Alors que l’extraction du gaz de schiste se révèle être une impasse, le pic pétrolier approche à grands pas et les partisans de la décroissance affinent leurs arguments. Parmi ceux-ci, une loi fondamentale de la physique : le second principe de la thermodynamique et son concept central : l’entropie. Adaptée à l’analyse économique, cette loi réduit à néant les rêves d’une croissance infinie dont les premières limites se font effectivement déjà sentir.

PIC PETROLIER – ATTENTION ! – FAITES DEMI-TOUR – AVERTISSEMENT : PLUS D’ESSENCE – POINT DE NON-RETOUR – CONTINUEZ A VOS RISQUES ET PERILS – “Pourquoi personne ne nous a prévenus ?”
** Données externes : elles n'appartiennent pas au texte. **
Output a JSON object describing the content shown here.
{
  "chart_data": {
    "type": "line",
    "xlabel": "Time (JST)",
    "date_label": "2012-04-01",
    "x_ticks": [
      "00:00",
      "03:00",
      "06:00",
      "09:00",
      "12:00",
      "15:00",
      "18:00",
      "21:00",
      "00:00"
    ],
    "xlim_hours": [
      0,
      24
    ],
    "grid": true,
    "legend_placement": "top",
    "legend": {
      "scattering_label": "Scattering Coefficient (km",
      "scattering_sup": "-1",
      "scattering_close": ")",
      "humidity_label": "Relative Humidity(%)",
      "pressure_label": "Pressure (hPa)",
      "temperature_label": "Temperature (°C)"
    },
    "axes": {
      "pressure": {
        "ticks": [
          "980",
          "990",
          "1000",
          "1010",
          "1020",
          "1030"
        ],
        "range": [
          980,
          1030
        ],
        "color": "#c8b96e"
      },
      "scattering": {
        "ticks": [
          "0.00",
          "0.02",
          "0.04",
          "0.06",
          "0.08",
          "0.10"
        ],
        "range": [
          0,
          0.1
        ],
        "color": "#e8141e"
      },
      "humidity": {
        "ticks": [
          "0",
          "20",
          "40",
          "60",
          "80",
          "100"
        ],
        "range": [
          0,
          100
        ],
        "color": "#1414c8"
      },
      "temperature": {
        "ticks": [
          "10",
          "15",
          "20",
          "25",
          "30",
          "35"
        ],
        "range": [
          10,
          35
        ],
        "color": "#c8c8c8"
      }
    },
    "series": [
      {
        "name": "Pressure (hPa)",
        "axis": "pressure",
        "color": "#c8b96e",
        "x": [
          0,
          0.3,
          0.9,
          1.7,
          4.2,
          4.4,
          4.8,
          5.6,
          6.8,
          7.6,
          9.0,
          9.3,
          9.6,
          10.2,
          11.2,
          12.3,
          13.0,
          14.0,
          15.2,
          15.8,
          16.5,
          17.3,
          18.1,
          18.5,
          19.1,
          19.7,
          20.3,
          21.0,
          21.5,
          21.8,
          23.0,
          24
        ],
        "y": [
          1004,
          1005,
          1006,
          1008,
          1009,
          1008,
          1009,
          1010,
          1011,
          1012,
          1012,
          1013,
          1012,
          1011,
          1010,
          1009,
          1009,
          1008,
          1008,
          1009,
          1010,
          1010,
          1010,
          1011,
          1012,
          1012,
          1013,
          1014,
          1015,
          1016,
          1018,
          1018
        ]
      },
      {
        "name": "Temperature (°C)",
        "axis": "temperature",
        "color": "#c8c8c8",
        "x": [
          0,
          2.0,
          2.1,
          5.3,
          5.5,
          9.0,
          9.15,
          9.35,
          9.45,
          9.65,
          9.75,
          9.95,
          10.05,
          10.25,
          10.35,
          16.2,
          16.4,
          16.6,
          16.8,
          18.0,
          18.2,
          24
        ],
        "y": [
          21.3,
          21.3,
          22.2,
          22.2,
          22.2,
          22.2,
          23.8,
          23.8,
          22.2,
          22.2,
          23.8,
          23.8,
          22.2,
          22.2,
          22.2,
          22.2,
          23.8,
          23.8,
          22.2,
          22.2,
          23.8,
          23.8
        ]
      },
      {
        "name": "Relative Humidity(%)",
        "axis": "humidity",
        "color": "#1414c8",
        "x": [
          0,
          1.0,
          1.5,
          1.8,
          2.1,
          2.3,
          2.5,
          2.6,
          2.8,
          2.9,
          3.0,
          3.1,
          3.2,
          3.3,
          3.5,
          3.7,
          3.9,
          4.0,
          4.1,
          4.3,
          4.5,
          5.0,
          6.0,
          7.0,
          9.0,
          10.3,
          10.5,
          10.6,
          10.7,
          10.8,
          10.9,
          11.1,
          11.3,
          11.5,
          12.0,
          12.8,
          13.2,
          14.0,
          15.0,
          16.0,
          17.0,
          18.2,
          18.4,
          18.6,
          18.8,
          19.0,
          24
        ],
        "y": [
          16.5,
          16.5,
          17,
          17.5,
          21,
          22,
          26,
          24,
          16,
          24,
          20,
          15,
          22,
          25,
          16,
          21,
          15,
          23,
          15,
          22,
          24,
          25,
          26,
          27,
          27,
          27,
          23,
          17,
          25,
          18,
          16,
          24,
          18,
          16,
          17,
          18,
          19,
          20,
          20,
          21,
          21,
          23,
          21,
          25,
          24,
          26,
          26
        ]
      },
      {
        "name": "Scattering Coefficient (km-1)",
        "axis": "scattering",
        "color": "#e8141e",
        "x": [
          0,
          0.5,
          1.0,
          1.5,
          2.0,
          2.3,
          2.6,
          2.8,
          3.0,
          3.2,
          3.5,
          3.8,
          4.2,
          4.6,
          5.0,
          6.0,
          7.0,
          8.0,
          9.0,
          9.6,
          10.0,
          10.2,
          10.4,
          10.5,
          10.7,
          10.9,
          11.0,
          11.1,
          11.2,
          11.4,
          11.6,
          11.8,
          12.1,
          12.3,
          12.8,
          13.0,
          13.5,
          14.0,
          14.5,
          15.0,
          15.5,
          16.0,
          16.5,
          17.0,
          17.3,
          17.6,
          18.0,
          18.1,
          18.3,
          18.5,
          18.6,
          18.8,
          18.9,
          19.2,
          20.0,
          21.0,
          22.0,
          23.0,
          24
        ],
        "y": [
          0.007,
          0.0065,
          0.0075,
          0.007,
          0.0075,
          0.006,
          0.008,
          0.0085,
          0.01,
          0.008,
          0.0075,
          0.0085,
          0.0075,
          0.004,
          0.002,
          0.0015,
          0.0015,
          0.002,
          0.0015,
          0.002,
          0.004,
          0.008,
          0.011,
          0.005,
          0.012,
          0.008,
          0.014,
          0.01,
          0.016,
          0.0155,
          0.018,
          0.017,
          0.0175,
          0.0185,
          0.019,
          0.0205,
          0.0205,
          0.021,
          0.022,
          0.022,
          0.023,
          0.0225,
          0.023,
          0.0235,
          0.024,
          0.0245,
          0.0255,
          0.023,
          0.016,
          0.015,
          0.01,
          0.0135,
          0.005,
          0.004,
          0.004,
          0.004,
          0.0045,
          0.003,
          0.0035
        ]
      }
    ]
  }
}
Selon ce principe majeur de la physique du XIXe siècle, dans un système isolé, l’entropie (grandeur caractérisant le désordre) ne peut qu’augmenter, ce qui, adapté à l’économie, conduirait inexorablement toute civilisation basée sur une croissance infinie à une ruine certaine. Voyons comment des arguments basés sur ce principe peuvent venir renforcer le constat de raréfaction des énergies fossiles et son impact dramatique sur l’économie.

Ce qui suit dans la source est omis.